More important than missile and drone strikes targeted at Gulf states is Iran’s closure of the Strait of Hormuz. Some 20 percent of the world’s liquefied natural gas and 25 percent of seaborne oil passes through it.

According to Natasha Kaneva of the JP Morgan investment bank, “In the whole written history of the Strait, it has never been closed, ever. To me, it was not just the worst-case scenario. It was an unthinkable scenario.”

What experts are calling “the biggest oil supply shock in history” is causing prices to soar.

Little wonder, then, that Financial Times newspaper columnist Gideon Rachman tweeted, “So oil at $110 a barrel and another Khamenei in charge of Iran. Operation Epic Fury is in danger of turning into Operation Epic Failure.”
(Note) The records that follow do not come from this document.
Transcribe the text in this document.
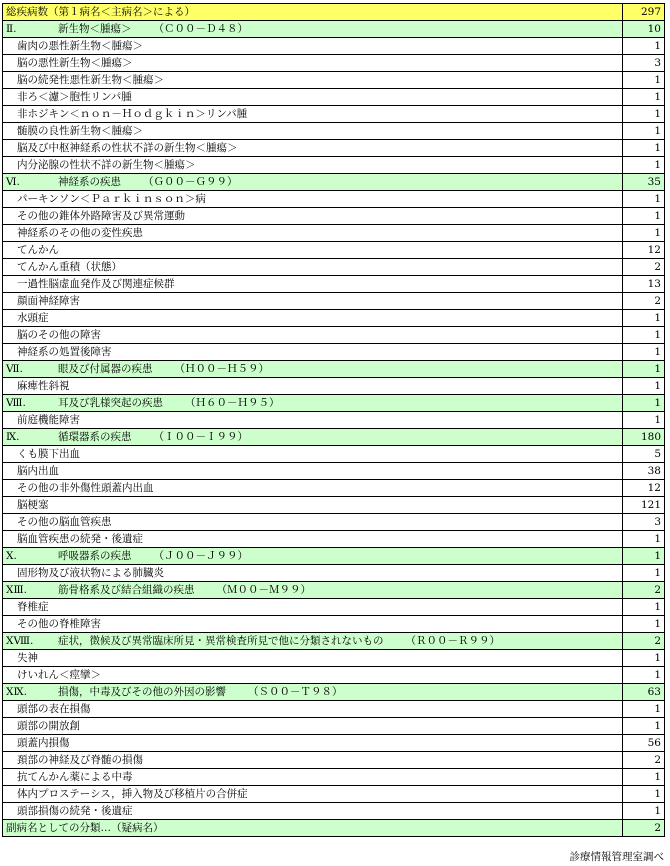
総疾病数（第１病名＜主病名＞による）	297
Ⅱ. 新生物＜腫瘍＞ （Ｃ００－Ｄ４８）	10
歯肉の悪性新生物＜腫瘍＞	1
脳の悪性新生物＜腫瘍＞	3
脳の続発性悪性新生物＜腫瘍＞	1
非ろ＜濾＞胞性リンパ腫	1
非ホジキン＜ｎｏｎ－Ｈｏｄｇｋｉｎ＞リンパ腫	1
髄膜の良性新生物＜腫瘍＞	1
脳及び中枢神経系の性状不詳の新生物＜腫瘍＞	1
内分泌腺の性状不詳の新生物＜腫瘍＞	1
Ⅵ. 神経系の疾患 （Ｇ００－Ｇ９９）	35
パーキンソン＜Ｐａｒｋｉｎｓｏｎ＞病	1
その他の錐体外路障害及び異常運動	1
神経系のその他の変性疾患	1
てんかん	12
てんかん重積（状態）	2
一過性脳虚血発作及び関連症候群	13
顔面神経障害	2
水頭症	1
脳のその他の障害	1
神経系の処置後障害	1
Ⅶ. 眼及び付属器の疾患 （Ｈ００－Ｈ５９）	1
麻痺性斜視	1
Ⅷ. 耳及び乳様突起の疾患 （Ｈ６０－Ｈ９５）	1
前庭機能障害	1
Ⅸ. 循環器系の疾患 （Ｉ００－Ｉ９９）	180
くも膜下出血	5
脳内出血	38
その他の非外傷性頭蓋内出血	12
脳梗塞	121
その他の脳血管疾患	3
脳血管疾患の続発・後遺症	1
Ⅹ. 呼吸器系の疾患 （Ｊ００－Ｊ９９）	1
固形物及び液状物による肺臓炎	1
ⅩⅢ. 筋骨格系及び結合組織の疾患 （Ｍ００－Ｍ９９）	2
脊椎症	1
その他の脊椎障害	1
ⅩⅧ. 症状，徴候及び異常臨床所見・異常検査所見で他に分類されないもの （Ｒ００－Ｒ９９）	2
失神	1
けいれん＜痙攣＞	1
ⅩⅨ. 損傷，中毒及びその他の外因の影響 （Ｓ００－Ｔ９８）	63
頭部の表在損傷	1
頭部の開放創	1
頭蓋内損傷	56
頚部の神経及び脊髄の損傷	2
抗てんかん薬による中毒	1
体内プロステーシス，挿入物及び移植片の合併症	1
頭部損傷の続発・後遺症	1
副病名としての分類…（疑病名）	2
診療情報管理室調べ
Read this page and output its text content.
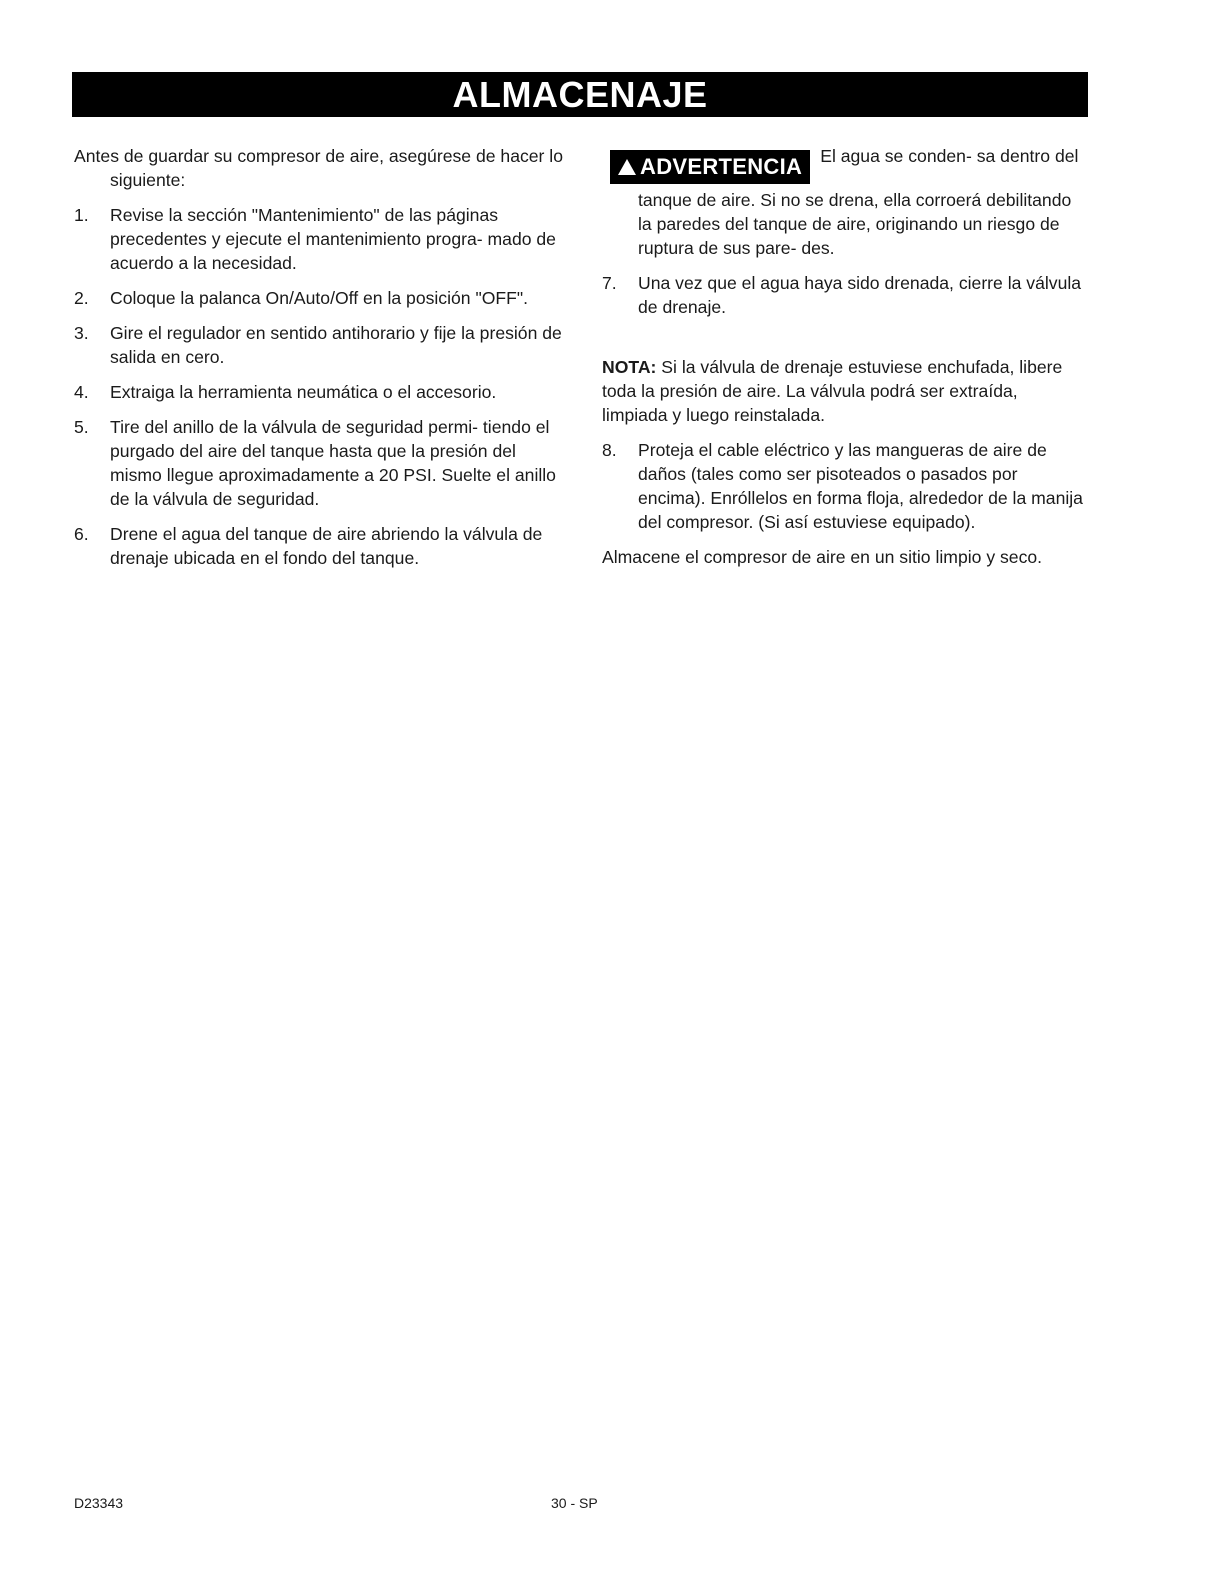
ALMACENAJE

Antes de guardar su compresor de aire, asegúrese de hacer lo siguiente:

1. Revise la sección "Mantenimiento" de las páginas precedentes y ejecute el mantenimiento progra- mado de acuerdo a la necesidad.
2. Coloque la palanca On/Auto/Off en la posición "OFF".
3. Gire el regulador en sentido antihorario y fije la presión de salida en cero.
4. Extraiga la herramienta neumática o el accesorio.
5. Tire del anillo de la válvula de seguridad permi- tiendo el purgado del aire del tanque hasta que la presión del mismo llegue aproximadamente a 20 PSI. Suelte el anillo de la válvula de seguridad.
6. Drene el agua del tanque de aire abriendo la válvula de drenaje ubicada en el fondo del tanque.
ADVERTENCIA	El agua se conden- sa dentro del
tanque de aire. Si no se drena, ella corroerá debilitando la paredes del tanque de aire, originando un riesgo de ruptura de sus pare- des.
7. Una vez que el agua haya sido drenada, cierre la válvula de drenaje.

NOTA: Si la válvula de drenaje estuviese enchufada, libere toda la presión de aire. La válvula podrá ser extraída, limpiada y luego reinstalada.

8. Proteja el cable eléctrico y las mangueras de aire de daños (tales como ser pisoteados o pasados por encima). Enróllelos en forma floja, alrededor de la manija del compresor. (Si así estuviese equipado).

Almacene el compresor de aire en un sitio limpio y seco.

D23343	30 - SP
The critical question is how Trump reacts to this failure. He might, under pressure from his Gulf cronies, declare victory and call a halt to the attacks on Iran. This would be another case of TACO—Trump Always Chickens Out. Or, rather than face humiliation, and egged on by Israeli Prime Minister Benjamin Netanyahu, he might escalate the war.

This is an exceptionally dangerous moment for humankind. The implosion of global capitalism since the financial crash of 2007-9 is pushing the system faster in the direction of self-destruction. We have to get rid of it.

Alex Callinicos is an Emeritus Professor of European Studies at King’s College London and a leading member of the Socialist Workers Party (SWP), focusing on Marxism, political economy, and social theory.